At Open Source Summit North America 2025, Christopher “CRob” Robinson and Eddie Knight introduced the Baseline in a memorable keynote titled “All Your Base Are Belong to Us.”

They showed how common security challenges across open source projects can be addressed through one shared framework. They also highlighted how communities like CNCF, OpenJS, and FINOS helped shape the Baseline.

Watch the Keynote.

At KubeCon+CloudNativeCon North America, Stacey Potter (OpenSSF) and Adolfo García Veytia delivered one of the most memorable and entertaining keynotes of the week: “Supply Chain Reaction: A Cautionary Tale in Kubernetes Security.”

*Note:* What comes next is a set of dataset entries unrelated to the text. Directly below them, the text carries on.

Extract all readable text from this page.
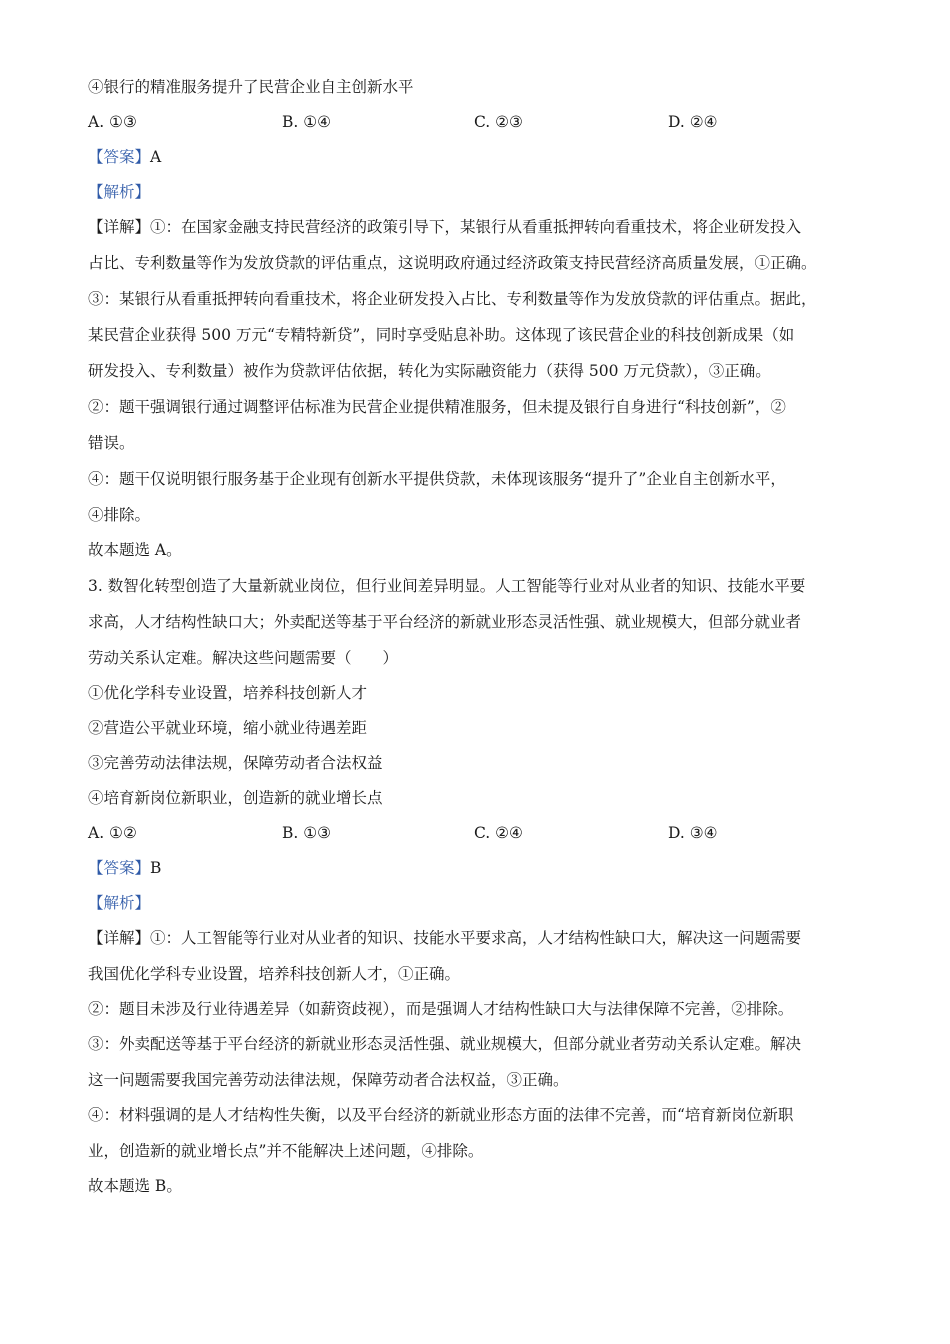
④银行的精准服务提升了民营企业自主创新水平
A. ①③	B. ①④	C. ②③	D. ②④
【答案】A
【解析】
【详解】①：在国家金融支持民营经济的政策引导下，某银行从看重抵押转向看重技术，将企业研发投入
占比、专利数量等作为发放贷款的评估重点，这说明政府通过经济政策支持民营经济高质量发展，①正确。
③：某银行从看重抵押转向看重技术，将企业研发投入占比、专利数量等作为发放贷款的评估重点。据此，
某民营企业获得 500 万元“专精特新贷”，同时享受贴息补助。这体现了该民营企业的科技创新成果（如
研发投入、专利数量）被作为贷款评估依据，转化为实际融资能力（获得 500 万元贷款），③正确。
②：题干强调银行通过调整评估标准为民营企业提供精准服务，但未提及银行自身进行“科技创新”，②
错误。
④：题干仅说明银行服务基于企业现有创新水平提供贷款，未体现该服务“提升了”企业自主创新水平，
④排除。
故本题选 A。
3. 数智化转型创造了大量新就业岗位，但行业间差异明显。人工智能等行业对从业者的知识、技能水平要
求高，人才结构性缺口大；外卖配送等基于平台经济的新就业形态灵活性强、就业规模大，但部分就业者
劳动关系认定难。解决这些问题需要（　　）
①优化学科专业设置，培养科技创新人才
②营造公平就业环境，缩小就业待遇差距
③完善劳动法律法规，保障劳动者合法权益
④培育新岗位新职业，创造新的就业增长点
A. ①②	B. ①③	C. ②④	D. ③④
【答案】B
【解析】
【详解】①：人工智能等行业对从业者的知识、技能水平要求高，人才结构性缺口大，解决这一问题需要
我国优化学科专业设置，培养科技创新人才，①正确。
②：题目未涉及行业待遇差异（如薪资歧视），而是强调人才结构性缺口大与法律保障不完善，②排除。
③：外卖配送等基于平台经济的新就业形态灵活性强、就业规模大，但部分就业者劳动关系认定难。解决
这一问题需要我国完善劳动法律法规，保障劳动者合法权益，③正确。
④：材料强调的是人才结构性失衡，以及平台经济的新就业形态方面的法律不完善，而“培育新岗位新职
业，创造新的就业增长点”并不能解决上述问题，④排除。
故本题选 B。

Through a live-acted security incident, humorous storytelling, and real-world tooling demos, they showed how even well-secured Kubernetes clusters can fall victim to invisible supply-chain compromise, and demonstrated why frameworks like the Open Source Project Security (OSPS) Baseline are becoming essential for every project, not just for critical infrastructure. 

Watch the Keynote.

Learn Through the Tech Talk: How to Use the Baseline

The OpenSSF Tech Talk “How to Use the OSPS Baseline to Better Navigate Standards and Regulations” offers a practical look at how maintainers can use the Baseline in daily workflows.

You will see:

  • How the Baseline helps navigate security expectations
  • How the maturity levels and categories work
  • How tools and CI systems can integrate the Baseline
  • How users can evaluate project security more confidently

Watch the Tech Talk.

Learn Through the Podcast: A Deep Dive

For a deeper look at why the OSPS Baseline matters and how it is used, listen to the “What’s in the SOSS” podcast episode featuring CRob (OpenSSF), Ben Cotton (Kusari), and Eddie Knight (Sonatype). They walk through the purpose of the Baseline, how it creates a shared language for software security, and how maintainers can use it to clearly show their project’s security posture.

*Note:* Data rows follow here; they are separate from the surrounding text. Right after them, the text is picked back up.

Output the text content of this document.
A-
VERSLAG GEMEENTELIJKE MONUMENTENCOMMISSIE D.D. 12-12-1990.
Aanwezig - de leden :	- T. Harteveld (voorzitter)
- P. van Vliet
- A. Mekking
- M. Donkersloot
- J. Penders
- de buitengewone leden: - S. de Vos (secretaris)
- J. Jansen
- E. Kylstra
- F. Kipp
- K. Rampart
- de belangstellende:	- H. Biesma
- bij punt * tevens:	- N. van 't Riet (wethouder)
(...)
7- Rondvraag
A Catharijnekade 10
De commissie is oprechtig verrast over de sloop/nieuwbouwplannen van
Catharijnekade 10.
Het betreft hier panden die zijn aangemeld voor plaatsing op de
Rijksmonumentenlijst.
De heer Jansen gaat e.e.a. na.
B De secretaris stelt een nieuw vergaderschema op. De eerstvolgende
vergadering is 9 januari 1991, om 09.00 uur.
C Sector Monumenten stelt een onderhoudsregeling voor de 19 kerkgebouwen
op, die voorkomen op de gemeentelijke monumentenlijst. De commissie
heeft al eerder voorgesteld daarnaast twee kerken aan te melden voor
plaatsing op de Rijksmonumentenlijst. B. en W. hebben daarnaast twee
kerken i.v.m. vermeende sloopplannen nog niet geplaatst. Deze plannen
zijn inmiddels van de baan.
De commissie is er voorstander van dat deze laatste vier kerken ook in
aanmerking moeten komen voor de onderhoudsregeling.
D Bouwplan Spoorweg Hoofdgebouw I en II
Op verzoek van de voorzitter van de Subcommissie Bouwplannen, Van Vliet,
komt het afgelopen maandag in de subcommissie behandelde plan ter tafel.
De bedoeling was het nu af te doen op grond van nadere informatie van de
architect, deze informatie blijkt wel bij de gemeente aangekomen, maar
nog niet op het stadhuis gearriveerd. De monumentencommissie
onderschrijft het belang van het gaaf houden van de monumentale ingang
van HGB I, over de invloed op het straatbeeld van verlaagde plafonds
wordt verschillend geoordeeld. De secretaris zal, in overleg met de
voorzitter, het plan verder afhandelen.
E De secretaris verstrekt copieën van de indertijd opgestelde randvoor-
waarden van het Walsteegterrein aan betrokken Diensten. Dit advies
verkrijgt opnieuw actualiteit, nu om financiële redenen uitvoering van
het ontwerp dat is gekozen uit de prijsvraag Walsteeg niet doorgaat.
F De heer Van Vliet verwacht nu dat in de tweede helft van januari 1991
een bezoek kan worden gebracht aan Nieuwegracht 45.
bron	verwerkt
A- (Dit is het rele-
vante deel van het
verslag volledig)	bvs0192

  • Why the Baseline was created
  • The community-led process behind it
  • How projects can get started
  • What the Baseline means for maintainers, contributors, and users

Listen to the Podcast.

Learn Through Real-World Use: The GUAC Case Study

The Baseline is already being used by real projects.
One example is GUAC (Graph for Understanding Artifact Composition).

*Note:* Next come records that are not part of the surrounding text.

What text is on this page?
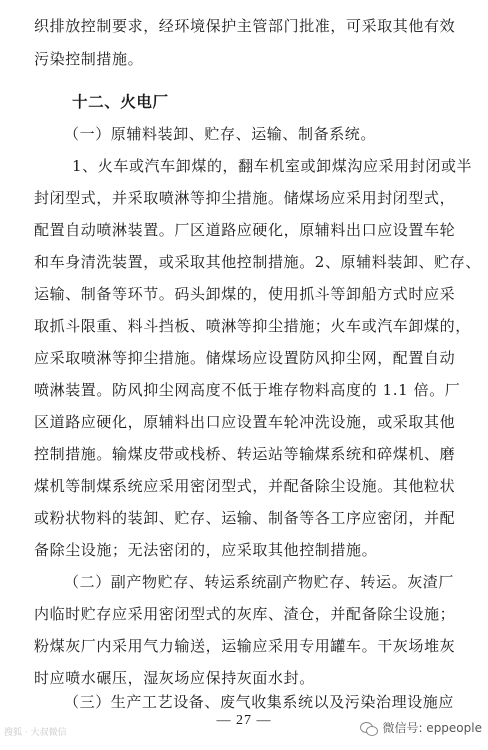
织排放控制要求，经环境保护主管部门批准，可采取其他有效
污染控制措施。
十二、火电厂
（一）原辅料装卸、贮存、运输、制备系统。
1、火车或汽车卸煤的，翻车机室或卸煤沟应采用封闭或半
封闭型式，并采取喷淋等抑尘措施。储煤场应采用封闭型式，
配置自动喷淋装置。厂区道路应硬化，原辅料出口应设置车轮
和车身清洗装置，或采取其他控制措施。2、原辅料装卸、贮存、
运输、制备等环节。码头卸煤的，使用抓斗等卸船方式时应采
取抓斗限重、料斗挡板、喷淋等抑尘措施；火车或汽车卸煤的，
应采取喷淋等抑尘措施。储煤场应设置防风抑尘网，配置自动
喷淋装置。防风抑尘网高度不低于堆存物料高度的 1.1 倍。厂
区道路应硬化，原辅料出口应设置车轮冲洗设施，或采取其他
控制措施。输煤皮带或栈桥、转运站等输煤系统和碎煤机、磨
煤机等制煤系统应采用密闭型式，并配备除尘设施。其他粒状
或粉状物料的装卸、贮存、运输、制备等各工序应密闭，并配
备除尘设施；无法密闭的，应采取其他控制措施。
（二）副产物贮存、转运系统副产物贮存、转运。灰渣厂
内临时贮存应采用密闭型式的灰库、渣仓，并配备除尘设施；
粉煤灰厂内采用气力输送，运输应采用专用罐车。干灰场堆灰
时应喷水碾压，湿灰场应保持灰面水封。
（三）生产工艺设备、废气收集系统以及污染治理设施应
— 27 —
搜狐 · 大叔微信	微信号: eppeople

Using LFX Insights and the OSPS Baseline, the GUAC team reviewed and validated their security posture in less than an hour. The Baseline helped them quickly see what they were already doing well, what maturity levels applied, and where future improvements could go.

Read the Case Study.

Quick Answers to Common Questions

What is the purpose of the Baseline?
To define a shared starting point for open source security practices.

Does it replace compliance?
No. It maps to standards but does not replace certifications or audits.

Does Baseline conformance expire?
Baseline conformance reflects a moment in time and should include a date and version.

How can I contribute?
Join the GitHub project, Slack channel, and explore the full FAQ.

Where the Baseline Lives

The Baseline SIG, a part of the Open Resources for Baselines, Interoperability and Tooling (ORBIT) Working Group, maintains and improves the Baseline. ORBIT also supports related efforts such as Security Insights, assessment guides, and automation integrations.

Join ORBIT.

Why It Matters

The OSPS Baseline gives the open source community a shared language for security. It reduces confusion, helps maintainers meet expectations, and builds trust between open source projects and the people who rely on them.

When projects follow clear, consistent practices, the entire software ecosystem becomes healthier and safer.